Esto va por ustedes. Por los que afirman desde aquí que la situación de Cataluña debe producirnos envidia. Especialmente, la gran conciencia nacional de los catalanes -porque para ustedes, como para los independentistas catalanes mismos, los únicos catalanes son los que optan por la independencia- que es algo así como un salto evolutivo en el desarrollo entre el primate y Dios todopoderoso. Debe producirnos envidia la fractura de una sociedad, las mentiras institucionalizadas, el gamberrismo como gesto político consentido, el 3 % y la fortuna multimillonaria amasada por quien gobernó ese país durante veinte años y sus hijos, la puesta a disposición del aparato del Estado -que en Cataluña es la Generalitat y la Administración autonómica- al grotesco servicio de intereses partidistas, una televisión propia cuyo sesgo y manipulación convierten a la TVC en la BBC, unas calles iluminadas por antorchas y contenedores ardientes, un presidente superfluo, mentecato y narcisista que se cree un patriota revolucionario, pero cuya policía apalea como cualquier otra cuando debe hacerlo y a veces cuando no debe también.

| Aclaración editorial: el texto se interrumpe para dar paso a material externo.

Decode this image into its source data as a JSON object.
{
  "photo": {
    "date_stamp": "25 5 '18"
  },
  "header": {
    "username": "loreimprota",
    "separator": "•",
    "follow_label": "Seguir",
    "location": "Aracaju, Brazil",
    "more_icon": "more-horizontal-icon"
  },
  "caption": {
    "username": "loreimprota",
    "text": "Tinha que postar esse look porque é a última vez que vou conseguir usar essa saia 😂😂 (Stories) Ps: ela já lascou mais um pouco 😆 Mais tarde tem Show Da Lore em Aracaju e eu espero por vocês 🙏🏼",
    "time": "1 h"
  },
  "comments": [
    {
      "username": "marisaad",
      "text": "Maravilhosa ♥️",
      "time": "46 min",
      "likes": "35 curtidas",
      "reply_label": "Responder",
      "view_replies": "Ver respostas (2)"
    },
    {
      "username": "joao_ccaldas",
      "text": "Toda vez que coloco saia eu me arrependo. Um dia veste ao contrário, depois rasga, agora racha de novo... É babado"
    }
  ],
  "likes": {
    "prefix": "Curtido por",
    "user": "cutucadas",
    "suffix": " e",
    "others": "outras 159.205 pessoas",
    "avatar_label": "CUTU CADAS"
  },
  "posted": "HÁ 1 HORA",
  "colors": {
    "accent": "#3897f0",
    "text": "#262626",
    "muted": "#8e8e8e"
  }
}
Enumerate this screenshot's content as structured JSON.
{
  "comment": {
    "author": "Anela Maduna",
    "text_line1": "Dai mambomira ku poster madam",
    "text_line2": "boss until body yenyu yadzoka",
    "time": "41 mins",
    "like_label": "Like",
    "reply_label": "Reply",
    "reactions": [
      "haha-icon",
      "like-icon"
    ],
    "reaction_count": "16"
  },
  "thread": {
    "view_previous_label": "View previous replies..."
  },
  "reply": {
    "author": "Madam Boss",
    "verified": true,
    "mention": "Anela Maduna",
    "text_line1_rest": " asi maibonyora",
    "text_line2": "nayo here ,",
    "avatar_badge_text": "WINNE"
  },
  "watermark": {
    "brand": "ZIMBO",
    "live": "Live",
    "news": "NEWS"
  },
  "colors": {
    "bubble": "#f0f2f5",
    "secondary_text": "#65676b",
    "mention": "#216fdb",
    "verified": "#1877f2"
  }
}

Pero especialmente va por esas izquierdas a las que se le humedecen los ojos cuando ve una barricada, recordando que, como se decía hace medio siglo, la barricada cierra la calle, pero abre el futuro. ¿Qué futuro? Más o menos da lo mismo, porque lo importante es el impulso revolucionario, la ola de hostias vivas que lleva al proletario surfero encima. Cuando lleguemos al futuro pues ya resolveremos. Exactamente: el ensueño de cualquier revuelta contra el poder político como una rendija abierta para el desarrollo de una vía insurreccional, aunque constituya una paradoja repulsiva constatar el apoyo innegable del Gobierno autónomo -que gestiona prácticamente todo en Cataluña- en los enfrentamientos contra el Gobierno central, que tiene una intervención casi residual en la vida política, social y cultural de la comunidad. Así que en Barcelona se juega su supervivencia -serpenteando bajo las reivindicaciones secesionistas- el pringoso mito revolucionario. No puede ser que el entrañable ciclo revolucionario -la revolución como esperanza escatológica e idioma cohesionador- haya terminado, no puede ser que sea imposible no retorcer el cuello al sistema con un par de meses de algaradas, huelgas generales, incendios y manifas. La justicia es política, España es una dictadura, la policía es fascista, y lo mejor que pudiera ocurrir es que todas las calles de España se vieran afectadas por un tsunami democrático, es decir, por la violencia callejera como prolegómeno de la deslegitimación del sistema y la caída de la democracia parlamentaria, la dinastía borbónica y Estrella Galicia. Barcelona es ahora la meca de una miríada de microbianas fuerzas de extrema izquierda, comunistas y anarquistas y rojipardos felices, atraídos como moscas por el conato de inestabilidad, por escenas como una jefatura de Policía sitiada durante horas con fuego y piedras, palos y bengalas. Desde Roma, Matteo Salvini aplaude las noches catalanas, y estoy seguro de que desde Madrid Santiago Abascal y su corte no creen todavía en su suerte. No, idiotas, aquí no había ningún fascismo. Lo están llamando ustedes a gritos. Encendiendo hogueras para que no se pierda en la noche y llegue antes del amanecer.